Analysis of the case of Mahima Yadav Vs Government of NCT of Delhi and Ors (2021)

Facts: In the mentioned case, the petitioner has filed the petition to get permission to terminate her pregnancy medically. The provisions of the MTP Act of 1971 were invoked. Although the petitioner’s foetus was more than 24 weeks old, the counsel appearing on behalf of the appellant contends that she should be permitted to carry out the termination because of anomalies of the foetus and risk to the petitioner, who is already suffering from severe hearing issues.

Judgement by the court: according to the reading of section 3 of the amended MTP Act, the pregnancy can be terminated even after 24 weeks in case of substantial abnormalities.

The Medical Superintendent (MS) of AIIMS was commanded by the court to designate a Board of Doctors to examine Mahima Yadav. Following the examination, the report was provided, and it found that allowing the foetus to mature would harm both the mother and the child. It was found that the petitioner was a heart sufferer and had been prescribed blood thinners. The medical board believed that the blood thinners would prove to be a risky prognosis concerning immediate and long-term results. 

The court looked into various similar matters and found that the recent amendments of the MTP are per the decisions taken earlier in cases like Shaikh Ayesha Khatoon vs Union of India and ors (2018), Nisha Suresh Aalam v. Union of India and ors (2018), Priyanka Shukla v. Union of India and ors (2019), etc. in all these case, the abortion was allowed beyond the set period of 20 weeks prevailing at that time.

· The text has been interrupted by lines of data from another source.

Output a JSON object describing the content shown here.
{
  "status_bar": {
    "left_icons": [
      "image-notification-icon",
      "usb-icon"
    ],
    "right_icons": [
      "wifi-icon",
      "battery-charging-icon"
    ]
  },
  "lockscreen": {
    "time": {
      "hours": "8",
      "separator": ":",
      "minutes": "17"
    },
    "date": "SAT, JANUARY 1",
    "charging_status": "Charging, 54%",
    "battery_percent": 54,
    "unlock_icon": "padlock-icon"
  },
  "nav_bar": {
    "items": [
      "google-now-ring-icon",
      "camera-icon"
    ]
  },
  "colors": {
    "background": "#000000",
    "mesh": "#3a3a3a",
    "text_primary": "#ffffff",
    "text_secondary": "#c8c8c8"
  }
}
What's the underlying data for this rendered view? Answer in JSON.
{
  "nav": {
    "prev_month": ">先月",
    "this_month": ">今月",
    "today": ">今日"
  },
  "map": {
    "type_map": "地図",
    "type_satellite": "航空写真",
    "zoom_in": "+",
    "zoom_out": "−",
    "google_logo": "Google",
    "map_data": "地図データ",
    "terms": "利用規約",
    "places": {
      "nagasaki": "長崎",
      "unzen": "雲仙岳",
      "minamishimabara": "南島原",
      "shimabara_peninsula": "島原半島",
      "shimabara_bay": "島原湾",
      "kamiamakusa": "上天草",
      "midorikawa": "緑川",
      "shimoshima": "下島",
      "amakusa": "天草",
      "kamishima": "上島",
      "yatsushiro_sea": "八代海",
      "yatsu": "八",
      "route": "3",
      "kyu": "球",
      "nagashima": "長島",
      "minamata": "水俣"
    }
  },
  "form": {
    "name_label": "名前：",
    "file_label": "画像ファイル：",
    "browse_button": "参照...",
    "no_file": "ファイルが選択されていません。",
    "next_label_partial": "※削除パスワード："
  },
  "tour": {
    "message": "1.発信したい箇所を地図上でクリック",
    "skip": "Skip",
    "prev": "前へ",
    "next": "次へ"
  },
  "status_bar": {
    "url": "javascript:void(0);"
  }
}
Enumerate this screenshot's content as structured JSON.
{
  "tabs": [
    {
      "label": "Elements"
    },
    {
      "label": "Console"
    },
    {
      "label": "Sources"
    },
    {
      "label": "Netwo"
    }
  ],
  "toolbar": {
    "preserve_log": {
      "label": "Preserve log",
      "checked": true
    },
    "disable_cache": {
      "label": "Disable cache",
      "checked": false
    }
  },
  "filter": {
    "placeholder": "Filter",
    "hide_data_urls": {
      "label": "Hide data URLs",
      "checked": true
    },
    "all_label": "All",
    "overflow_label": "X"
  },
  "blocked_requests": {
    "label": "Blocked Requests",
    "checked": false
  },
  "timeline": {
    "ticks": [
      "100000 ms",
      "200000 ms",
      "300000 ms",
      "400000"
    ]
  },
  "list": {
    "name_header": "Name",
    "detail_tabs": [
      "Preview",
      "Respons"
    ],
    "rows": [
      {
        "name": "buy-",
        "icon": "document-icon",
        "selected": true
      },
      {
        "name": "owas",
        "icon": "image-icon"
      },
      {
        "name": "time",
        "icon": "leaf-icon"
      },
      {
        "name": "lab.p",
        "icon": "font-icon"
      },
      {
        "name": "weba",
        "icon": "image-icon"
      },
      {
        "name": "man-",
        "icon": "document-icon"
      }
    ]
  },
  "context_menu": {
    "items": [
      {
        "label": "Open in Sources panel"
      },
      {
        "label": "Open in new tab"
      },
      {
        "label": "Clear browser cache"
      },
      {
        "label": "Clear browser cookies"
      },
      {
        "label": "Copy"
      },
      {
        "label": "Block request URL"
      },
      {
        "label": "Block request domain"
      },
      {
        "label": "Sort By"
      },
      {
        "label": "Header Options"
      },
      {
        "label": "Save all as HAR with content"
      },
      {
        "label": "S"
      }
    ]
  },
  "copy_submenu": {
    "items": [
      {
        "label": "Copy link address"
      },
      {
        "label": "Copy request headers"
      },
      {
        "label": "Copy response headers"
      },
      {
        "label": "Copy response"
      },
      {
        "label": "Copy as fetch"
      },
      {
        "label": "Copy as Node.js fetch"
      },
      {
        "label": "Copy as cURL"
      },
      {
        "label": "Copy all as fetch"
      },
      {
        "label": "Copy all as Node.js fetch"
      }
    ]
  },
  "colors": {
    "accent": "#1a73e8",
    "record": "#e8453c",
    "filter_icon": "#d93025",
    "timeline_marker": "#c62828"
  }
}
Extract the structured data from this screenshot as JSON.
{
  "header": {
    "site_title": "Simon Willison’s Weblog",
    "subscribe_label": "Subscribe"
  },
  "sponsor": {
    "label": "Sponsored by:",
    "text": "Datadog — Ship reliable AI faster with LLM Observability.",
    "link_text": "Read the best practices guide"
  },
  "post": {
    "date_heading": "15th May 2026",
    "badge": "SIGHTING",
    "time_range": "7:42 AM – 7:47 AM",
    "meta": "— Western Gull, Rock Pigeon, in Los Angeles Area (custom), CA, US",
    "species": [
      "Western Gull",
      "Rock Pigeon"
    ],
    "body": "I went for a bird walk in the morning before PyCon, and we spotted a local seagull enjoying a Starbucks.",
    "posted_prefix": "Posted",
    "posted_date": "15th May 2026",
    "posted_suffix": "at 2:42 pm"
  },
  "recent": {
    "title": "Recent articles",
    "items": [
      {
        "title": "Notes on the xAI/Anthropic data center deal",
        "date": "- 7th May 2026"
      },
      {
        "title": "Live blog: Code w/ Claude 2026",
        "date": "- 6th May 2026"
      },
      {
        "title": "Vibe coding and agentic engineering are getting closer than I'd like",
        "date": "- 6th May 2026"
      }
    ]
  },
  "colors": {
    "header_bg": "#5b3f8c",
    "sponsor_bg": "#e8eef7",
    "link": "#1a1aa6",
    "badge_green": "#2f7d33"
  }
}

Hence, the court found the amendments confirming these cases and the precedents set in these cases.

Reviewing the judgement: In my opinion, the high court allowing the petitioner for abortion beyond 24 weeks also set a good precedent for upcoming cas

  1. The amendment does not provide for termination after 24 weeks in every case but only in the case where foetal anomalies are found as prevalent in this case. The amendment is in congruence with the earlier precedents by various courts.


Legal recognition of the same is essential as it goes a long way in the emancipation of women from the age-old fear of abortion being considered sinful and criminal. Even after making the laws progressive with the changing times, it triggers a thought that the woman who has to bear the child doesn’t have complete control of her body. Her choice of whether to keep the baby or not is regulated by the law or society and allows unbridled intervention by courts in a matter that should strictly fall within the medical purview. It will significantly impact empowering women and instilling a belief that they can make decisions independently without being dependent on third parties. This is especially important in developing and still-slightly-socially-backwards countries such as India.